The EMC E6 is a 2000 hp, A1A-A1A, streamlined passenger train locomotive manufactured by Electro-Motive Corporation, and its corporate successor, General Motors Electro-Motive Division, of La Grange, Illinois. The cab version, E6A, was manufactured from November 1939 to September 1942; 91 were produced. The booster version, E6B, was manufactured from April 1940 to February 1942; 26 were produced. The 2000 hp was achieved by putting two 1000 hp, 12-cylinder, model 567 engines in the engine compartment. Each engine drove its own electrical generator to power the traction motors. The E6 was the seventh model in a long line of passenger diesels of similar design known as EMD E-units.

Compared with passenger locomotives made later by EMD, the noses of the E3, E4, E5, and E6 cab units had pronounced slants when viewed from the side. Therefore, these four models have been nicknamed "slant nose" units. Later E models had the "bulldog nose" of the F series.

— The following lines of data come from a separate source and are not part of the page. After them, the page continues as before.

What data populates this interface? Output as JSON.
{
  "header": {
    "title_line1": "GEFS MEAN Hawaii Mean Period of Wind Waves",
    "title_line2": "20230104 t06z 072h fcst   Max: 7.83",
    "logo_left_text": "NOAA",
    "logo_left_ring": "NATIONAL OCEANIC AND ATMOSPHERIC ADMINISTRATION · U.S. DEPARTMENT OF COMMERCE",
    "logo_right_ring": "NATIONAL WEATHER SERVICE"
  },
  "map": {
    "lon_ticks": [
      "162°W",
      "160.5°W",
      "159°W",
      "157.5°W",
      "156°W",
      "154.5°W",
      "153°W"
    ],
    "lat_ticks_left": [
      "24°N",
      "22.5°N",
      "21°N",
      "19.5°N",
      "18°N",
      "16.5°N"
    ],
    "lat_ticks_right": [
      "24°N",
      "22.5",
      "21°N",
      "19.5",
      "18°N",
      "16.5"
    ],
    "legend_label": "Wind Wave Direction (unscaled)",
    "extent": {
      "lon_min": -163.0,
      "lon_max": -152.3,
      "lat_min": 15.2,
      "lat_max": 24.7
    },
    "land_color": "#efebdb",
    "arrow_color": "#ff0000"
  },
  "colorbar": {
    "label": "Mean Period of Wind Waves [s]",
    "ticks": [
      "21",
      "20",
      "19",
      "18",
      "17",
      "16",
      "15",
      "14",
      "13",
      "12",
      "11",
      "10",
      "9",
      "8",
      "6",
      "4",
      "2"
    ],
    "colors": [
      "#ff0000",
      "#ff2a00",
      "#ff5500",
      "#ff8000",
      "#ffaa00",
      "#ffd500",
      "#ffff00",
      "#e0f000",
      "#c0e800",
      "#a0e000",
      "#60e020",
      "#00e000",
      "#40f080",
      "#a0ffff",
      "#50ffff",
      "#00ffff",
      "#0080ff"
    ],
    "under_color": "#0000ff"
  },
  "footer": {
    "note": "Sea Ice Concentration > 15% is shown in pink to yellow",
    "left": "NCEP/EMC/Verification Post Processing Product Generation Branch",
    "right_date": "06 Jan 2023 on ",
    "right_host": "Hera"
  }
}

One interesting E6 variant custom-produced for the Missouri Pacific was the model EMC AA. This was a motorcar-style unit which had only one prime mover and 1000 hp, and substituted a baggage compartment where the other diesel V-12 would have been. The Chicago, Rock Island and Pacific owned an equally interesting pair of similar power cars known as the EMC AB6, which were mechanically identical but had boxcabs in blunt noses. These acted as boosters behind conventional E6A models on the Rocky Mountain Rocket train between Chicago and Limon, Colorado, from where the E6A would take the Denver cars north and the AB6 would take the Colorado Springs section of the train south.

== Original owners ==

| Railroad | Quantity A units | Quantity B units | Road numbers A units | Road numbers B units | Notes |
|---|---|---|---|---|---|
| Electro-Motive Corporation (demonstrator) | 1 | — | 1940 | — | to Seaboard Air Line 3014 |
| Atlantic Coast Line Railroad | 22 | 5 | 502–523 | 750–754 | ACL 501 was built as an E3A, wrecked before delivery and rebuilt as an E6A |
| Atchison, Topeka and Santa Fe Railway | 4 | 3 | 12–15 | 12A, 13A, 15A |  |
| Baltimore and Ohio Railroad | 8 | 7 | 52, 57–63 | 57x–63x |  |
| Chicago and North Western Railway | 4 | — | 5005A,B, 5006A,B | — |  |
| Chicago, Rock Island and Pacific Railroad | 5 | — | 627–631 | — |  |
| Florida East Coast Railway | 3 | 1 | 1003–1005 | 1051 |  |
| Illinois Central Railroad | 5 | — | 4000–4004 | — |  |
| Kansas City Southern Railway | 2 | — | 4, 5 | — |  |
| Louisville and Nashville Railroad | 16 | — | 450A,B–457A,B | — |  |
| Milwaukee Road | 2 | — | 15A,B | — |  |
| Missouri Pacific Railroad | 2 | 2 | 7002–7003 | 7002B–7003B |  |
| Seaboard Air Line Railroad | 3 | — | 3014–3016 | — | EMD Demonstrator 1940 became SAL 3014 |
| Southern Railway | 7 | 4 | 2800–2802 2900–2903 | 2900B–2903B |  |
| Union Pacific Railroad | 6 | — | 7M1A, 7M2A, 8M1A, 8M2A, 9M1A, 9M2A | — |  |
| UP-C&NW joint City of Los Angeles | 1 | 2 | LA-4 | LA-5, LA-6 |  |
| UP-SP-C&NW joint City of San Francisco | 1 | 2 | SF-4 | SF-5, SF-6 |  |
| Total | 91 | 26 |  |  |  |

==Surviving units==
Two E6 locomotives survive today:

Chicago, Rock Island & Pacific Railroad E6A #630, was operated by the Midland Railway, in Baldwin City, Kansas. RI 630 has since been sold and will become part of a future museum in Manly, Iowa, along with Rock Island E8A 652. Both units have been cosmetically restored but currently are under a mechanical restoration at Mid-America Car in Kansas City, MO as of March 2017.

Louisville and Nashville E6A #770, built as L&N 450B, is located at the Kentucky Railway Museum, in New Haven, Kentucky. This unit is for display only, as it came to the museum without most of its internal parts.